In the second section, he references Friedrich List's work The National System of Political Economy, pointing out that "115 of the book's 435 pages" were used to review the various trade and industrial policies of Western countries and that the England was the pioneer of infant-industry protection. He also makes the distinction between inductive and deductive reasoning in historical analysis with a particular focus on the German Historical School. He is broadly disapproving of neoclassical economics, which he characterises in the book as ignorant of history and opposed to inductive reasoning. References to the Industrial Revolution are also made.

== Publication information ==
Kicking away the Ladder was first published in the U.K. by Anthem Press. The book has since been translated into Chinese by China's Social Sciences Academic Press (Simplified Chinese: 社会科学文献出版社).

== Awards and reception ==

This and other works led to his being awarded the 2005 Wassily Leontief Prize for Advancing the Frontiers of Economic Thought from the Global Development and Environment Institute (previous prize-winners include Amartya Sen, John Kenneth Galbraith, Herman Daly, Alice Amsden and Robert Wade).

The book's methodology was criticized by American Douglas Irwin, Professor of Economics at Dartmouth College and author of a 2011 study of the Smoot–Hawley tariff, writing on the website of the Economic History Association:Chang only looks at countries that developed during the nineteenth century and a small number of the policies they pursued.

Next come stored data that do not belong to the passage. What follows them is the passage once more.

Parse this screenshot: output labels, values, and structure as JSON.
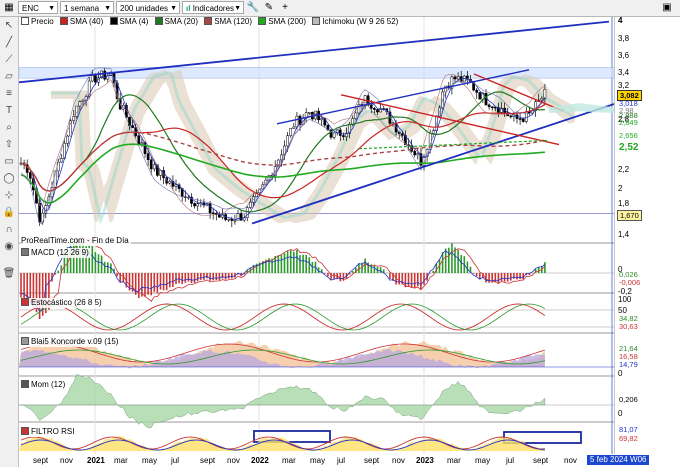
{
  "toolbar": {
    "symbol": "ENC",
    "period": "1 semana",
    "units": "200 unidades",
    "indicators_label": "Indicadores"
  },
  "legend": {
    "price": "Precio",
    "sma40": "SMA (40)",
    "sma4": "SMA (4)",
    "sma20": "SMA (20)",
    "sma120": "SMA (120)",
    "sma200": "SMA (200)",
    "ichimoku": "Ichimoku (W 9 26 52)",
    "source": "ProRealTime.com - Fin de Día"
  },
  "colors": {
    "price": "#000000",
    "sma40": "#cc2222",
    "sma4": "#2233cc",
    "sma20": "#227722",
    "sma120": "#aa4444",
    "sma200": "#22aa22",
    "channel": "#1f2fbf",
    "accent": "#1a48d0"
  },
  "panels": {
    "macd": "MACD (12 26 9)",
    "stoch": "Estocástico (26 8 5)",
    "blai5": "Blai5 Koncorde v.09 (15)",
    "mom": "Mom (12)",
    "filtro": "FILTRO RSI"
  },
  "price_axis": [
    "4",
    "3,8",
    "3,6",
    "3,4",
    "3,2",
    "3",
    "2,8",
    "2,6",
    "2,4",
    "2,2",
    "2",
    "1,8",
    "1,6",
    "1,4"
  ],
  "price_badges": {
    "last": "3,082",
    "b1": "3,018",
    "b2": "2,98",
    "b3": "2,888",
    "b4": "2,849",
    "b5": "2,656",
    "b6": "2,52",
    "b7": "1,670"
  },
  "macd_axis": {
    "a": "0",
    "b": "-0,2",
    "badge1": "0,026",
    "badge2": "-0,006"
  },
  "stoch_axis": {
    "a": "100",
    "b": "50",
    "badge1": "34,82",
    "badge2": "30,63"
  },
  "blai5_axis": {
    "badge1": "21,64",
    "badge2": "16,58",
    "badge3": "14,79",
    "badge4": "0"
  },
  "mom_axis": {
    "badge1": "0,206",
    "badge2": "0"
  },
  "filtro_axis": {
    "badge1": "81,07",
    "badge2": "69,82"
  },
  "time_axis": [
    "sept",
    "nov",
    "2021",
    "mar",
    "may",
    "jul",
    "sept",
    "nov",
    "2022",
    "mar",
    "may",
    "jul",
    "sept",
    "nov",
    "2023",
    "mar",
    "may",
    "jul",
    "sept",
    "nov"
  ],
  "date_badge": "5 feb 2024 W06"
}
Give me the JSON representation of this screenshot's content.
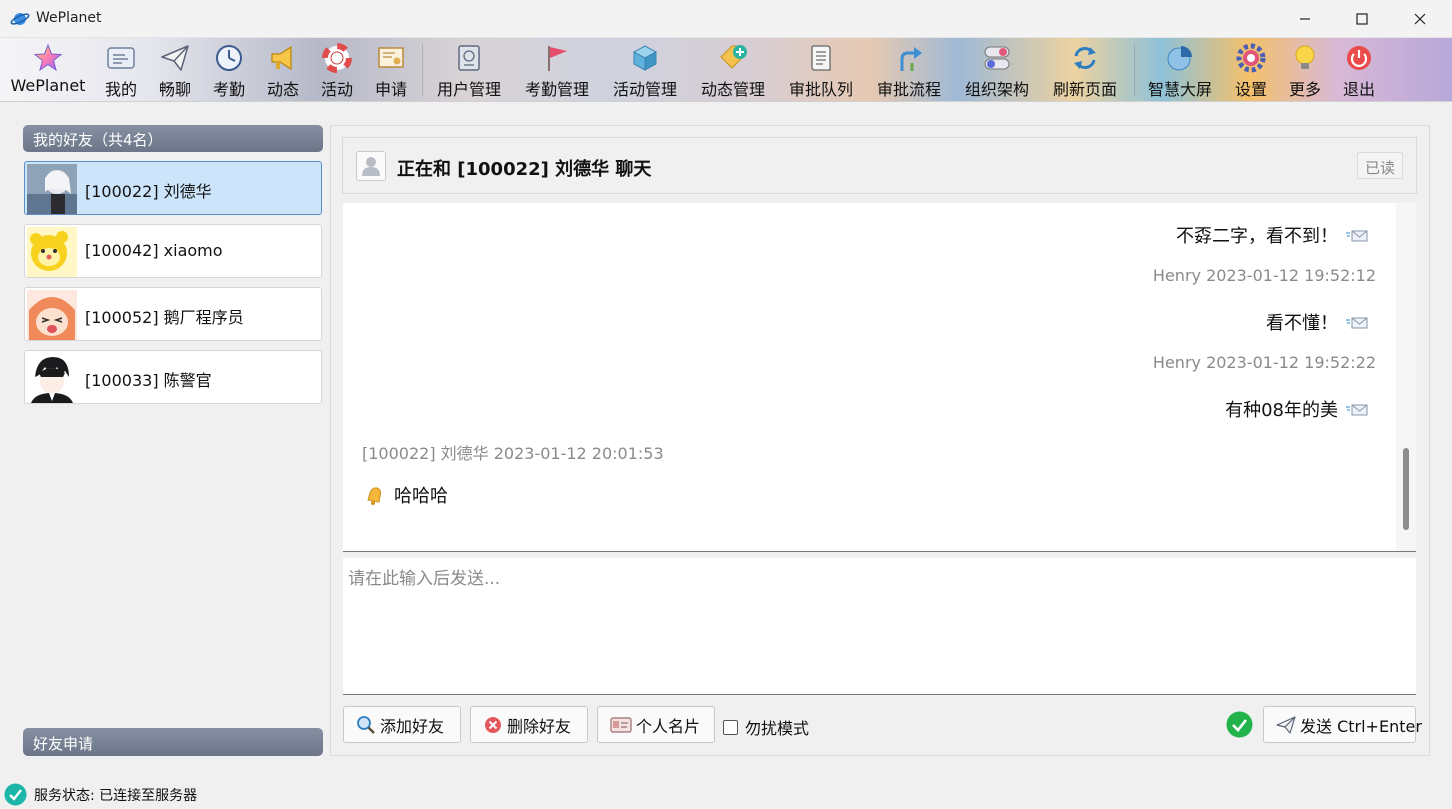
{
  "window": {
    "title": "WePlanet"
  },
  "toolbar": {
    "items": [
      {
        "label": "WePlanet",
        "icon": "star-icon"
      },
      {
        "label": "我的",
        "icon": "id-card-icon"
      },
      {
        "label": "畅聊",
        "icon": "paper-plane-icon"
      },
      {
        "label": "考勤",
        "icon": "clock-icon"
      },
      {
        "label": "动态",
        "icon": "megaphone-icon"
      },
      {
        "label": "活动",
        "icon": "lifebuoy-icon"
      },
      {
        "label": "申请",
        "icon": "certificate-icon"
      },
      {
        "label": "用户管理",
        "icon": "passport-icon"
      },
      {
        "label": "考勤管理",
        "icon": "flag-icon"
      },
      {
        "label": "活动管理",
        "icon": "cube-icon"
      },
      {
        "label": "动态管理",
        "icon": "tag-add-icon"
      },
      {
        "label": "审批队列",
        "icon": "document-list-icon"
      },
      {
        "label": "审批流程",
        "icon": "route-arrow-icon"
      },
      {
        "label": "组织架构",
        "icon": "toggle-switches-icon"
      },
      {
        "label": "刷新页面",
        "icon": "refresh-icon"
      },
      {
        "label": "智慧大屏",
        "icon": "pie-chart-icon"
      },
      {
        "label": "设置",
        "icon": "gear-icon"
      },
      {
        "label": "更多",
        "icon": "lightbulb-icon"
      },
      {
        "label": "退出",
        "icon": "power-icon"
      }
    ]
  },
  "friends": {
    "header": "我的好友（共4名）",
    "list": [
      {
        "name": "[100022] 刘德华",
        "selected": true
      },
      {
        "name": "[100042] xiaomo",
        "selected": false
      },
      {
        "name": "[100052] 鹅厂程序员",
        "selected": false
      },
      {
        "name": "[100033] 陈警官",
        "selected": false
      }
    ],
    "requests_header": "好友申请"
  },
  "chat": {
    "title": "正在和 [100022] 刘德华 聊天",
    "read_status": "已读",
    "messages": [
      {
        "side": "right",
        "text": "不孬二字，看不到！"
      },
      {
        "side": "right",
        "meta": "Henry 2023-01-12 19:52:12",
        "text": "看不懂！"
      },
      {
        "side": "right",
        "meta": "Henry 2023-01-12 19:52:22",
        "text": "有种08年的美"
      },
      {
        "side": "left",
        "meta": "[100022] 刘德华 2023-01-12 20:01:53",
        "text": "哈哈哈"
      }
    ],
    "input_placeholder": "请在此输入后发送...",
    "buttons": {
      "add_friend": "添加好友",
      "delete_friend": "删除好友",
      "profile_card": "个人名片",
      "dnd_mode": "勿扰模式",
      "send": "发送 Ctrl+Enter"
    }
  },
  "status": {
    "text": "服务状态: 已连接至服务器"
  },
  "colors": {
    "accent": "#5a8fc8",
    "selected_bg": "#cde5fa",
    "header_bg": "#7a8497",
    "online": "#22b34a"
  }
}
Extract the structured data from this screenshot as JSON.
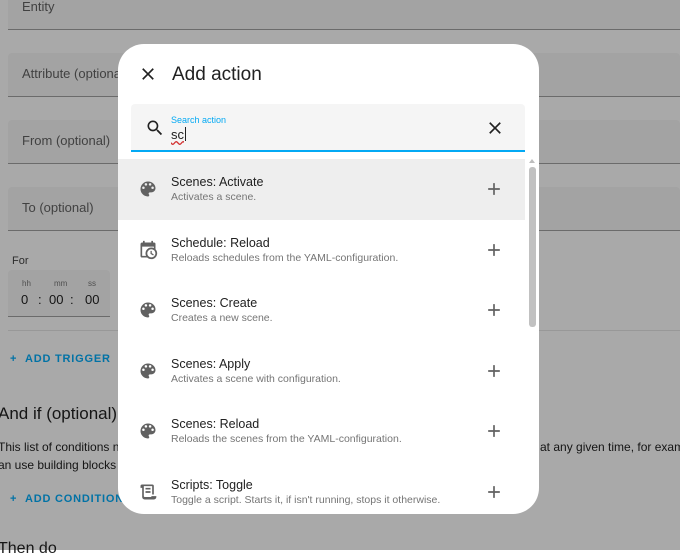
{
  "background": {
    "fields": {
      "entity": "Entity",
      "attribute": "Attribute (optional",
      "from": "From (optional)",
      "to": "To (optional)"
    },
    "for_label": "For",
    "duration": {
      "hh_label": "hh",
      "mm_label": "mm",
      "ss_label": "ss",
      "hh": "0",
      "mm": "00",
      "ss": "00",
      "sep": ":"
    },
    "add_trigger": "ADD TRIGGER",
    "and_if_heading": "And if (optional)",
    "conditions_text_left": "This list of conditions n",
    "conditions_text_right": "at any given time, for exam",
    "building_blocks_text": "an use building blocks",
    "add_condition": "ADD CONDITION",
    "then_heading": "Then do"
  },
  "dialog": {
    "title": "Add action",
    "search": {
      "label": "Search action",
      "value": "sc"
    },
    "items": [
      {
        "title": "Scenes: Activate",
        "description": "Activates a scene.",
        "icon": "palette-icon"
      },
      {
        "title": "Schedule: Reload",
        "description": "Reloads schedules from the YAML-configuration.",
        "icon": "calendar-clock-icon"
      },
      {
        "title": "Scenes: Create",
        "description": "Creates a new scene.",
        "icon": "palette-icon"
      },
      {
        "title": "Scenes: Apply",
        "description": "Activates a scene with configuration.",
        "icon": "palette-icon"
      },
      {
        "title": "Scenes: Reload",
        "description": "Reloads the scenes from the YAML-configuration.",
        "icon": "palette-icon"
      },
      {
        "title": "Scripts: Toggle",
        "description": "Toggle a script. Starts it, if isn't running, stops it otherwise.",
        "icon": "script-icon"
      }
    ]
  },
  "colors": {
    "accent": "#03a9f4",
    "scrim": "rgba(0,0,0,0.32)",
    "selected_row": "#eeeeee"
  }
}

He did not examine countries that failed to develop in the nineteenth century and see if they pursued the same heterodox policies only more intensively. This is a poor scientific and historical method. Suppose a doctor studied people with long lives and found that some smoked tobacco, but did not study people with shorter lives to see if smoking was even more prevalent. Any conclusions drawn only from the observed relationship would be quite misleading.Chang countered Irwin's criticisms by arguing that countries that had failed to develop had generally followed free market policies. Chang also argued that while state interventionism sometimes produced economic failures, it had a better record than unregulated free market economies which, he maintained, very rarely succeeded in producing economic development. He cited evidence that GDP growth in developing countries had been higher prior to external pressures recommending deregulation and extended his analysis to the failures of free trade to induce growth through privatisation and anti-inflationary policies. Chang's book won plaudits from Nobel Prize–winning economist Joseph Stiglitz for its fresh insight and effective blend of contemporary and historical cases but was criticised by former World Bank economist William Easterly, who said that Chang used selective evidence in his book. Chang responded to Easterly's criticisms, asserting that Easterly misread his argument. Easterly in turn provided a counter-reply.

Stanley Engerman, Professor of Economic History at University of Rochester praised Chang's approach:Ha-Joon Chang has examined a large body of historical material to reach some very interesting and important conclusions about institutions and economic development. Not only is the historical picture re-examined, but Chang uses this to argue the need for a changing attitude to the institutions desired in today's developing nations. Both as historical reinterpretation and policy advocacy, Kicking Away the Ladder deserves a wide audience among economists, historians, and members of the policy establishment.